I think the change will come about. The promotions for the film through social media have truly opened up a new source of revenue to me. Once our industry opens up and work resumes, I’m sure my body of work will be expansive and I’ll get promising roles. At the same time, my social media presence has all of a sudden become so strong and the digital space will present me more opportunities for work than what I’ve had in the last ten years.


Being in the visual medium, having won a model hunt and experiencing life in the fashion industry, has the pressure to look good or be size-zero gotten to you?
I must say I’m lucky with my genes. My mom has been slim for the major part of her life and she looks two decades younger even at 70. We’re a family of five sisters and most of us are thin. I was always underweight, I love working out, enjoy physical activity and have been a national level swimmer too. I was always into games. My workouts continue at home even during the lockdown. I never try to maintain my body shape, I do it for my wellbeing. Keeping up with myself is my only priority.
You must consider yourself lucky that you got to spend almost a year in the Hawaiian Islands before the lockdown was imposed in the country. It’s helping you compensate for all the time when we’re restricted to our homes…

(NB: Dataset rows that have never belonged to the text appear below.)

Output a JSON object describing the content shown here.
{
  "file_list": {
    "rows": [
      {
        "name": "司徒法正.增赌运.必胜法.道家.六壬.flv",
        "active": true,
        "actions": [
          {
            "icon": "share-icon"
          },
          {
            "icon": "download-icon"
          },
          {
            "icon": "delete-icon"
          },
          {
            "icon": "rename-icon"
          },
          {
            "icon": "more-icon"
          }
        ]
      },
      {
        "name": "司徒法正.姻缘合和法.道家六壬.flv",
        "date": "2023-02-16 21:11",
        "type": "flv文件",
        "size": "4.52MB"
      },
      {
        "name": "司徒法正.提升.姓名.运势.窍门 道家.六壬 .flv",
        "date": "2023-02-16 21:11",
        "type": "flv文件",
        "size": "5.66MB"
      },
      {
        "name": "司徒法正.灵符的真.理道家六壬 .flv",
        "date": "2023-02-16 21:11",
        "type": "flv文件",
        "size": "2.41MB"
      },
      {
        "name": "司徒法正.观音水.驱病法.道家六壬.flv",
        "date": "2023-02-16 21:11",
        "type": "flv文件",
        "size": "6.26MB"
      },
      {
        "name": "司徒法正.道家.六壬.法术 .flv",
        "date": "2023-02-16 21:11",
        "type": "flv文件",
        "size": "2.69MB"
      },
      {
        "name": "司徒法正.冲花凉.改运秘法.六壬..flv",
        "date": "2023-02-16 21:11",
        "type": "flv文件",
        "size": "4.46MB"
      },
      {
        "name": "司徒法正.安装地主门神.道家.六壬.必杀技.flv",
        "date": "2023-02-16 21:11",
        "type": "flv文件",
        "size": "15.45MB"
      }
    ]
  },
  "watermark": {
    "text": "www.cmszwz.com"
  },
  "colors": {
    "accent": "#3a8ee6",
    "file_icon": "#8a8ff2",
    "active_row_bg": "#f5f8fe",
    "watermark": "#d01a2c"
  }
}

It’s not a compensation really and I’m, in fact, planning to return to Hawaii this October or December again. I love travelling and exploring newer horizons. When you go out and explore the world, you realise that the pressures of the industry are so small. Travel makes you realise that there’s so much to life than making money and earning fame. There’s so much to see and to do. When I was in the US, I was working in a theatre company and simultaneously travelling through the island. I loved the experience to take that one year off and travel. Theatre circuit is completely different back there. I loved enriching my life.